Our responsibility, as Peter outlines here, is: (1) to always be operating with proper perspective to Christ, (2) to always be prepared to make a defense (apologia) to those who ask about our hope, and (3) to give an account, when asked, with gentleness and reverence. Notice first the centrality of Christ in all this – He is the reason for our standing, and He is the motivation and help for our walk. Also, notice that “apologetics” as Peter uses the term is not an offensive thing, but rather it is a responsive evangelism – sharing the truth about our hope with those who ask.

Consequently, as we encounter and engage worldviews contrary to the Bible, and especially the atheistic presuppositions so prevalent at university, we need to be unafraid, having certainty about the Bible and its representations. In order to have that confidence, we need to be diligent workers in the Bible – worthy students (2 Timothy 2:15) who understand that if we want to walk with Him, we need to get to know Him. We need to recognize that our strength is in Him.
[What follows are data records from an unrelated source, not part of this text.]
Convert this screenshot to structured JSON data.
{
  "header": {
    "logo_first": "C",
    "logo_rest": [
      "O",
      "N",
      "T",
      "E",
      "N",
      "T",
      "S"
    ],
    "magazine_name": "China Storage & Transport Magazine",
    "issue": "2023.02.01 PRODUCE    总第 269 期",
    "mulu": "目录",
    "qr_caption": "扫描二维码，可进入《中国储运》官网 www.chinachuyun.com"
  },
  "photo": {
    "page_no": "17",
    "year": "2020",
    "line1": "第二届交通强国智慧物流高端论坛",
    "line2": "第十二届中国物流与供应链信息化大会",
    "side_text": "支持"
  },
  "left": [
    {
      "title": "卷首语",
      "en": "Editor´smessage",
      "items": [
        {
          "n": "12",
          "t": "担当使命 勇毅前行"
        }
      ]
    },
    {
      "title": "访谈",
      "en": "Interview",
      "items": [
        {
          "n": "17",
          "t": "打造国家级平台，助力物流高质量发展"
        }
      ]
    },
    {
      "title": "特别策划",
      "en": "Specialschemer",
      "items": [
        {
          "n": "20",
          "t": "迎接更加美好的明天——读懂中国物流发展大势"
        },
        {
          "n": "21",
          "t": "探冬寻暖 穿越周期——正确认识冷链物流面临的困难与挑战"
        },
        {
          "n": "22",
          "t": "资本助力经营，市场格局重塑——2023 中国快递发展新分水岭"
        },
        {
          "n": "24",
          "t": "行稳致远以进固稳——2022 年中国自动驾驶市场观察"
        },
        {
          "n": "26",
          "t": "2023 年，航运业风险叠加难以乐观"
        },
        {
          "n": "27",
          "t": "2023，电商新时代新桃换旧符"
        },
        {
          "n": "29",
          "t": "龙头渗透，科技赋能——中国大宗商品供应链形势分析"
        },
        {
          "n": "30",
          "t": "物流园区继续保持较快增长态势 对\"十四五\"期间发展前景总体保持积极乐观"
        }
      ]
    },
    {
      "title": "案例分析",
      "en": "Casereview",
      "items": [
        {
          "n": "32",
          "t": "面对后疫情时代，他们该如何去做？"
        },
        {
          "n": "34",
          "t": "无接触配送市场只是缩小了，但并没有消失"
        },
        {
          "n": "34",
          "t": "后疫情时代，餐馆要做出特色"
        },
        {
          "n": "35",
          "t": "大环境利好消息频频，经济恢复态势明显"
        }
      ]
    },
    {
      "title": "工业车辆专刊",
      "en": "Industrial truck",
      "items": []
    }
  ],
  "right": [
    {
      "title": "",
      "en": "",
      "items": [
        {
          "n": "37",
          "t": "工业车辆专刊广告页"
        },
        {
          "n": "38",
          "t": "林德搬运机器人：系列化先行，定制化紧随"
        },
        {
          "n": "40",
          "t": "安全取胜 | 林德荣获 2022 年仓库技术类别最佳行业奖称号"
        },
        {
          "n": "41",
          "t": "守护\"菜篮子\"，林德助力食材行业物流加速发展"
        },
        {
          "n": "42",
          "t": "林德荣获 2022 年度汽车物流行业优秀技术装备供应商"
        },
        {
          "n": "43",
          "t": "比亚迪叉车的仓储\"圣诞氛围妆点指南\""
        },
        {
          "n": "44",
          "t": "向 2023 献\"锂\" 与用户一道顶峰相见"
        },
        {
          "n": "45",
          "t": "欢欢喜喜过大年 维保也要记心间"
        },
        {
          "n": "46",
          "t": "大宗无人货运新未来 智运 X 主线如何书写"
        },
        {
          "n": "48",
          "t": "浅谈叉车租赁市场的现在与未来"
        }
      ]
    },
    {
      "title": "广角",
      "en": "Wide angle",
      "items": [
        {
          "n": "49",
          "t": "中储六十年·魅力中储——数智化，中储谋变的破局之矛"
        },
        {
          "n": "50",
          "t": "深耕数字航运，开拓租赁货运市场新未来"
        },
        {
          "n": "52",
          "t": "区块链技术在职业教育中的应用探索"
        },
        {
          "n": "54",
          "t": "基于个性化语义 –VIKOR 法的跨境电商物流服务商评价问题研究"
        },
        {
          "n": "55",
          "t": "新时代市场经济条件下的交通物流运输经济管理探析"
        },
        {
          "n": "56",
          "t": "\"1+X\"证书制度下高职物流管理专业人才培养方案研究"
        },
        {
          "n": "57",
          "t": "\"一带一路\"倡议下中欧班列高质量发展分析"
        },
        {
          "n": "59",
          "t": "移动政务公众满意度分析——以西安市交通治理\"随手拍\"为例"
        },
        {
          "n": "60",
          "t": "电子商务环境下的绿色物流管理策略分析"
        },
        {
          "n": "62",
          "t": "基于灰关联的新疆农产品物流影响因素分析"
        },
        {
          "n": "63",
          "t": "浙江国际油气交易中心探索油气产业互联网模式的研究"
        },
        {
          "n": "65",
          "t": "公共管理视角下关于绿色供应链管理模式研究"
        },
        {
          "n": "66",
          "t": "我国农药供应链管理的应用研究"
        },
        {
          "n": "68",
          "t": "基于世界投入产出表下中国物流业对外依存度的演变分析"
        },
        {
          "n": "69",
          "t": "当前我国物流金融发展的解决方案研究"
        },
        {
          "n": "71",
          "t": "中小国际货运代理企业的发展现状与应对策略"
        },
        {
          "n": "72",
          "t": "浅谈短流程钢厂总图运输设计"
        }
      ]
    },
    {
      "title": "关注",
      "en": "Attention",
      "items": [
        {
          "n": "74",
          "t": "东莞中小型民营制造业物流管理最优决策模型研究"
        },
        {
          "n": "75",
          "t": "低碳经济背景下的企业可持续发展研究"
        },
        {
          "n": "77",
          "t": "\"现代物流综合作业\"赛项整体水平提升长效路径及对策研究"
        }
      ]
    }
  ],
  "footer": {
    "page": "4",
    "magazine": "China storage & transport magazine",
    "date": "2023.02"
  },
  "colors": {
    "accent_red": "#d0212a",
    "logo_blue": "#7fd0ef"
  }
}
Additionally, we need to be aware that defeating unbelievers in debate is not our goal or responsibility. We are not aggressors going to university to conquer all who would disagree with our views. Instead, we are interacting with those who don’t know God for the purpose that they might get a glimpse of His love, that they might see His character in us, and that they might be drawn to the hope that He offers freely through Jesus Christ.

 

Conclusion

When faith goes to college, what comes home? The answer to that question has more to do with the object and content of that faith than it does with the university process itself. As an atheistic professor and scholar – whom I greatly respect – once told me, “Atheism is a faith, and here (at university), my faith rules.” I would hope that Christians at university would understand that we are in unsympathetic territory; that we need to be prepared and well equipped with the word of God; that we must be always ready to explain our hope, and that we must be always gentle and respectful. Perhaps then those who go to university without any knowledge of God can find Him even there. If we are who we are supposed to be, confident in His word, then God can use us, if He so desires, to help others find what they aren’t looking for.



[1] Barna Group “Most Twentysomethings Put Christianity on the Shelf following Spiritually Active Teen Years,” http://www.barna.org/teens-next-gen-articles/147-most-twentysomethings-put-christianity-on-the-shelf-following-spiritually-active-teen-years, published 9/11/2006.

[2] Friedrich Nietzsche, Thus Spoke Zarathustra, (Pennsylvania: Penn State University, 1999)82.

[3] Bertrand Russell, “Why I Am Not a Christian,” March 6, 1927, http://www.users.drew.edu/~jlenz/whynot.html.

[4] Ted Elliott and Terry Rossio, Pirates of the Caribbean: At World’s End, theatrical release, directed by Gore Verbinski, Disney,2007.

[5] WKC Guthrie, A History of Greek Philosophy, Volume I: The Earlier Presocratics and the Pythagoreans (New York, NY: Cambridge University Press, 1962), 44.

[6] Wendell Berry, Home Economics (New York: North Point Press, 1987), 77.

[7] Carl Sagan, The Cosmos (New York: Ballantine, 1980), 1.